The Illusionist opened in the United Kingdom in 42 cinemas (August 2010). It entered the UK box office at #15, with revenue of £161,900 one place behind Disney's Tinker Bell and the Great Fairy Rescue, the chart dominated by Sylvester Stallone's The Expendables which grossed £3,910,596 in revenue in its first weekend of release.

===Critical response===
, the film holds approval rating on Rotten Tomatoes, based on reviews with an average rating of . Its critical consensus states: "An engrossing love letter to fans of adult animation, The Illusionist offers a fine antidote to garish mainstream fare." It also has a score of 82 out of 100 on Metacritic, based on 31 critics, indicating "universal acclaim".

In Télérama, Cécile Mury gave the film a rating of four stars out of five. Mury compared it to the director's previous feature film: "This Illusionist is as tender and contemplative as the Triplets were farcical and uneasy. But we find the oblique look, the talent that is particular of Sylvain Chomet. ... This world of yesterday fleets between realism and poetry." Christophe Carrière of L'Express was not fully convinced by Chomet's directing, finding the story clever, but "blunted when Chomet lets himself be submerged by Tati's melancholy, delivering more of a homage to a master than a personal adaption. Nevertheless, it is otherwise a beautiful work, with impeccable graphics and provides some stunning sequences (based on carnivorous rabbit stew ...).

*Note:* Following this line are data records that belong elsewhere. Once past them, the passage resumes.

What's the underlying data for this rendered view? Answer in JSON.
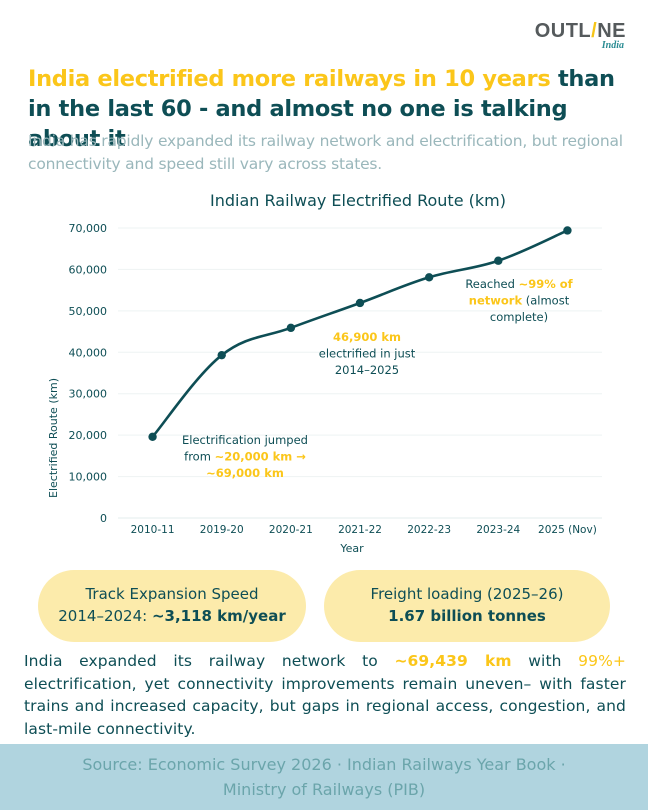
{
  "brand": {
    "logo_left": "OUTL",
    "logo_slash": "/",
    "logo_right": "NE",
    "logo_sub": "India"
  },
  "headline": {
    "highlight": "India electrified more railways in 10 years",
    "rest": " than in the last 60 - and almost no one is talking about it"
  },
  "subhead": "India has rapidly expanded its railway network and electrification, but regional connectivity and speed still vary across states.",
  "colors": {
    "primary": "#0e4e55",
    "accent": "#fbc61a",
    "pill_bg": "#fcebab",
    "footer_bg": "#b0d4df",
    "muted": "#9ab7bb",
    "grid": "#eef3f3"
  },
  "chart_data": {
    "type": "line",
    "title": "Indian Railway Electrified Route (km)",
    "xlabel": "Year",
    "ylabel": "Electrified Route (km)",
    "categories": [
      "2010-11",
      "2019-20",
      "2020-21",
      "2021-22",
      "2022-23",
      "2023-24",
      "2025 (Nov)"
    ],
    "series": [
      {
        "name": "Electrified Route (km)",
        "values": [
          19600,
          39300,
          45900,
          51900,
          58100,
          62100,
          69400
        ]
      }
    ],
    "ylim": [
      0,
      70000
    ],
    "yticks": [
      0,
      10000,
      20000,
      30000,
      40000,
      50000,
      60000,
      70000
    ],
    "ytick_labels": [
      "0",
      "10,000",
      "20,000",
      "30,000",
      "40,000",
      "50,000",
      "60,000",
      "70,000"
    ],
    "grid": true,
    "legend": "none",
    "annotations": [
      {
        "id": "jump",
        "lines": [
          [
            {
              "t": "Electrification jumped",
              "hl": false
            }
          ],
          [
            {
              "t": "from ",
              "hl": false
            },
            {
              "t": "~20,000 km →",
              "hl": true
            }
          ],
          [
            {
              "t": "~69,000 km",
              "hl": true
            }
          ]
        ]
      },
      {
        "id": "km469",
        "lines": [
          [
            {
              "t": "46,900 km",
              "hl": true
            }
          ],
          [
            {
              "t": "electrified in just",
              "hl": false
            }
          ],
          [
            {
              "t": "2014–2025",
              "hl": false
            }
          ]
        ]
      },
      {
        "id": "reached",
        "lines": [
          [
            {
              "t": "Reached ",
              "hl": false
            },
            {
              "t": "~99% of",
              "hl": true
            }
          ],
          [
            {
              "t": "network",
              "hl": true
            },
            {
              "t": " (almost",
              "hl": false
            }
          ],
          [
            {
              "t": "complete)",
              "hl": false
            }
          ]
        ]
      }
    ]
  },
  "stats": [
    {
      "line1": "Track Expansion Speed",
      "line2_prefix": "2014–2024: ",
      "line2_bold": "~3,118 km/year"
    },
    {
      "line1": "Freight loading (2025–26)",
      "line2_prefix": "",
      "line2_bold": "1.67 billion tonnes"
    }
  ],
  "body": {
    "p1": "India expanded its railway network to ",
    "hl1": "~69,439 km",
    "p2": " with ",
    "hl2": "99%+",
    "p3": " electrification, yet connectivity improvements remain uneven– with faster trains and increased capacity, but gaps in regional access, congestion, and last-mile connectivity."
  },
  "footer": {
    "line1": "Source: Economic Survey 2026 · Indian Railways Year Book ·",
    "line2": "Ministry of Railways (PIB)"
  }
}
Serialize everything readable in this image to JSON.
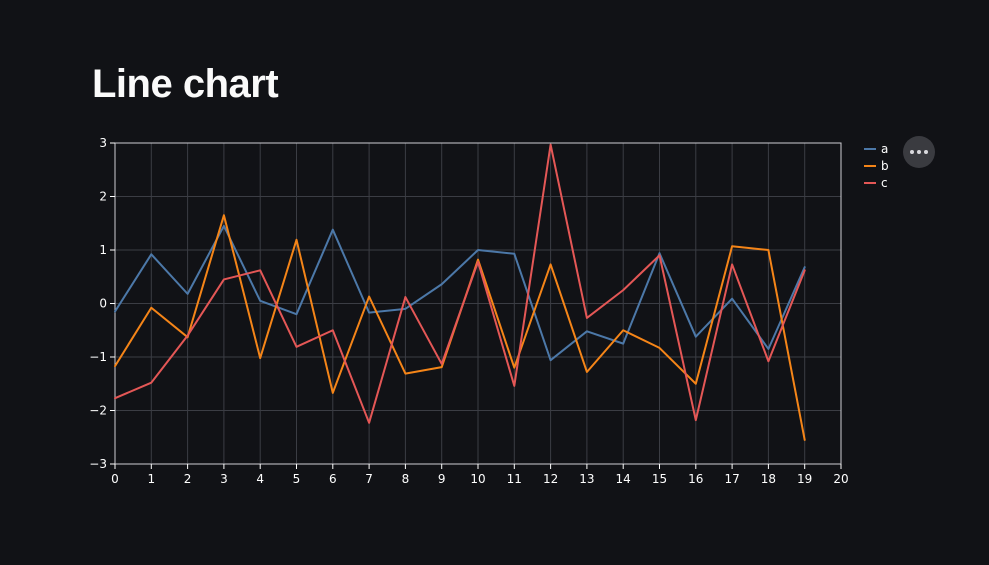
{
  "page": {
    "title": "Line chart"
  },
  "menu": {
    "icon": "more-horizontal-icon"
  },
  "colors": {
    "background": "#111216",
    "grid": "#3b3d44",
    "axis": "#ffffff",
    "text": "#ffffff",
    "a": "#4c78a8",
    "b": "#f58518",
    "c": "#e45756"
  },
  "chart_data": {
    "type": "line",
    "title": "",
    "xlabel": "",
    "ylabel": "",
    "xlim": [
      0,
      20
    ],
    "ylim": [
      -3,
      3
    ],
    "xticks": [
      0,
      1,
      2,
      3,
      4,
      5,
      6,
      7,
      8,
      9,
      10,
      11,
      12,
      13,
      14,
      15,
      16,
      17,
      18,
      19,
      20
    ],
    "yticks": [
      3,
      2,
      1,
      0,
      -1,
      -2,
      -3
    ],
    "ytick_labels": [
      "3",
      "2",
      "1",
      "0",
      "−1",
      "−2",
      "−3"
    ],
    "grid": true,
    "legend_position": "top-right",
    "x": [
      0,
      1,
      2,
      3,
      4,
      5,
      6,
      7,
      8,
      9,
      10,
      11,
      12,
      13,
      14,
      15,
      16,
      17,
      18,
      19
    ],
    "series": [
      {
        "name": "a",
        "color": "#4c78a8",
        "values": [
          -0.15,
          0.92,
          0.18,
          1.45,
          0.05,
          -0.2,
          1.38,
          -0.17,
          -0.1,
          0.36,
          1.0,
          0.93,
          -1.06,
          -0.52,
          -0.75,
          0.94,
          -0.62,
          0.09,
          -0.85,
          0.68
        ]
      },
      {
        "name": "b",
        "color": "#f58518",
        "values": [
          -1.17,
          -0.08,
          -0.63,
          1.65,
          -1.02,
          1.19,
          -1.67,
          0.13,
          -1.31,
          -1.19,
          0.82,
          -1.2,
          0.73,
          -1.28,
          -0.5,
          -0.83,
          -1.5,
          1.07,
          1.0,
          -2.55
        ]
      },
      {
        "name": "c",
        "color": "#e45756",
        "values": [
          -1.77,
          -1.48,
          -0.6,
          0.45,
          0.62,
          -0.81,
          -0.5,
          -2.23,
          0.12,
          -1.13,
          0.78,
          -1.54,
          2.97,
          -0.27,
          0.25,
          0.9,
          -2.18,
          0.73,
          -1.08,
          0.62
        ]
      }
    ]
  }
}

One would have liked a little bit more, that's all."

Jonathan Meville of The Scotsman wrote: "Edinburgh's skyline has never looked so good, and if the city didn't exist it would be hard to believe somewhere so beautiful was real: if locals aren't inspired to take a walk up North Bridge or down Victoria Street after this, they never will be." Whilst also in The Scotsman Alistair Harkness commented that "Once you strip away the overwhelming wow factor of the film's design, the absence of strong characterisation ensures the end result is bleaker and less affecting than was probably intended".

Tati's biographer, David Bellos, reviewing The Illusionist in Senses of Cinema was highly critical of Chomet's adaptation stating "the film is a disaster". "The great disappointment for me and I think for all viewers is that what Chomet does with the material is… well, nothing. The story he tells is no more than the sketchily sentimental plotline of L'Illusionniste. It's really very sad. All that artistry, all that effort, and all that money… for this".

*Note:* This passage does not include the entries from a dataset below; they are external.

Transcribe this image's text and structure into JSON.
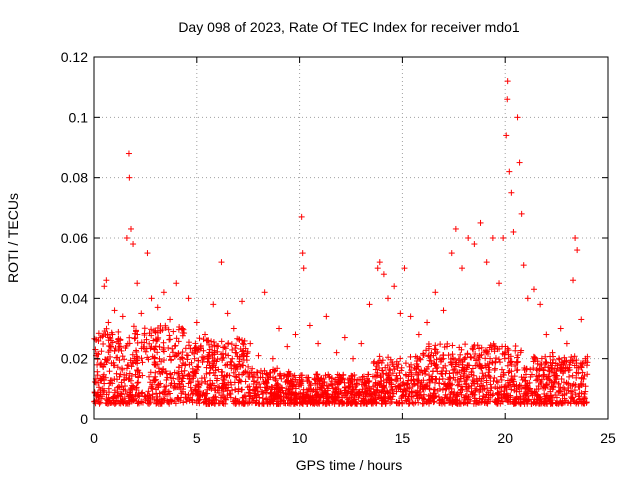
{
  "chart_data": {
    "type": "scatter",
    "title": "Day 098 of 2023, Rate Of TEC Index for receiver mdo1",
    "xlabel": "GPS time / hours",
    "ylabel": "ROTI / TECUs",
    "xlim": [
      0,
      25
    ],
    "ylim": [
      0,
      0.12
    ],
    "xticks": [
      0,
      5,
      10,
      15,
      20,
      25
    ],
    "xtick_labels": [
      "0",
      "5",
      "10",
      "15",
      "20",
      "25"
    ],
    "yticks": [
      0,
      0.02,
      0.04,
      0.06,
      0.08,
      0.1,
      0.12
    ],
    "ytick_labels": [
      "0",
      "0.02",
      "0.04",
      "0.06",
      "0.08",
      "0.1",
      "0.12"
    ],
    "grid": true,
    "marker": "+",
    "color": "#ff0000",
    "series": [
      {
        "name": "ROTI",
        "points": [
          [
            0.1,
            0.021
          ],
          [
            0.2,
            0.012
          ],
          [
            0.3,
            0.018
          ],
          [
            0.5,
            0.044
          ],
          [
            0.6,
            0.046
          ],
          [
            0.7,
            0.032
          ],
          [
            0.9,
            0.028
          ],
          [
            1.0,
            0.036
          ],
          [
            1.2,
            0.025
          ],
          [
            1.4,
            0.034
          ],
          [
            1.6,
            0.06
          ],
          [
            1.7,
            0.088
          ],
          [
            1.72,
            0.08
          ],
          [
            1.8,
            0.063
          ],
          [
            1.9,
            0.058
          ],
          [
            2.1,
            0.045
          ],
          [
            2.3,
            0.035
          ],
          [
            2.6,
            0.055
          ],
          [
            2.8,
            0.04
          ],
          [
            3.1,
            0.037
          ],
          [
            3.4,
            0.042
          ],
          [
            3.7,
            0.033
          ],
          [
            4.0,
            0.045
          ],
          [
            4.3,
            0.03
          ],
          [
            4.6,
            0.04
          ],
          [
            5.0,
            0.032
          ],
          [
            5.4,
            0.028
          ],
          [
            5.8,
            0.038
          ],
          [
            6.2,
            0.052
          ],
          [
            6.5,
            0.035
          ],
          [
            6.8,
            0.03
          ],
          [
            7.2,
            0.039
          ],
          [
            7.6,
            0.025
          ],
          [
            8.0,
            0.021
          ],
          [
            8.3,
            0.042
          ],
          [
            8.7,
            0.02
          ],
          [
            9.0,
            0.03
          ],
          [
            9.4,
            0.024
          ],
          [
            9.8,
            0.028
          ],
          [
            10.1,
            0.067
          ],
          [
            10.15,
            0.055
          ],
          [
            10.2,
            0.05
          ],
          [
            10.5,
            0.031
          ],
          [
            10.9,
            0.025
          ],
          [
            11.3,
            0.034
          ],
          [
            11.8,
            0.022
          ],
          [
            12.2,
            0.027
          ],
          [
            12.6,
            0.02
          ],
          [
            13.0,
            0.025
          ],
          [
            13.4,
            0.038
          ],
          [
            13.8,
            0.05
          ],
          [
            13.9,
            0.052
          ],
          [
            14.1,
            0.048
          ],
          [
            14.3,
            0.04
          ],
          [
            14.6,
            0.044
          ],
          [
            14.9,
            0.035
          ],
          [
            15.1,
            0.05
          ],
          [
            15.4,
            0.034
          ],
          [
            15.8,
            0.028
          ],
          [
            16.2,
            0.032
          ],
          [
            16.6,
            0.042
          ],
          [
            17.0,
            0.036
          ],
          [
            17.4,
            0.055
          ],
          [
            17.6,
            0.063
          ],
          [
            17.9,
            0.05
          ],
          [
            18.2,
            0.06
          ],
          [
            18.5,
            0.058
          ],
          [
            18.8,
            0.065
          ],
          [
            19.1,
            0.052
          ],
          [
            19.4,
            0.06
          ],
          [
            19.7,
            0.045
          ],
          [
            19.9,
            0.06
          ],
          [
            20.05,
            0.094
          ],
          [
            20.1,
            0.106
          ],
          [
            20.12,
            0.112
          ],
          [
            20.2,
            0.082
          ],
          [
            20.3,
            0.075
          ],
          [
            20.4,
            0.062
          ],
          [
            20.6,
            0.1
          ],
          [
            20.7,
            0.085
          ],
          [
            20.8,
            0.068
          ],
          [
            20.9,
            0.051
          ],
          [
            21.1,
            0.04
          ],
          [
            21.4,
            0.043
          ],
          [
            21.7,
            0.038
          ],
          [
            22.0,
            0.028
          ],
          [
            22.3,
            0.022
          ],
          [
            22.7,
            0.03
          ],
          [
            23.0,
            0.025
          ],
          [
            23.3,
            0.046
          ],
          [
            23.4,
            0.06
          ],
          [
            23.5,
            0.056
          ],
          [
            23.7,
            0.033
          ],
          [
            23.9,
            0.02
          ]
        ]
      }
    ]
  }
}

Reviewing The Illusionist in The New Yorker, Richard Brody commented "Sylvain Chomet (The Triplets of Belleville) has directed an animated adaptation of Jacques Tati's 1956 screenplay, with none of Tati's visual wit or wild invention". "Chomet reduces Tati's vast and bilious comic vision to cloying sentimentality. The result is a cliché-riddled nostalgia trip".

Roger Ebert in his review wrote, "However much it conceals the real-life events that inspired it, it lives and breathes on its own, and as an extension of the mysterious whimsy of Tati". Calling it the "magically melancholy final act of Jacques Tati's career", he gave it four stars out of four.

===Accolades===
The film won the 2010 European Film Awards and was nominated at the 68th Golden Globe Awards for Best Animated Feature Film. On 25 February 2011, The Illusionist won the first César Award for Best Animated Feature.

It was nominated for Best Animated Feature Film in the 83rd Academy Awards, but lost to Toy Story 3; and an Annie Award for Best Animated Feature, losing to How to Train Your Dragon.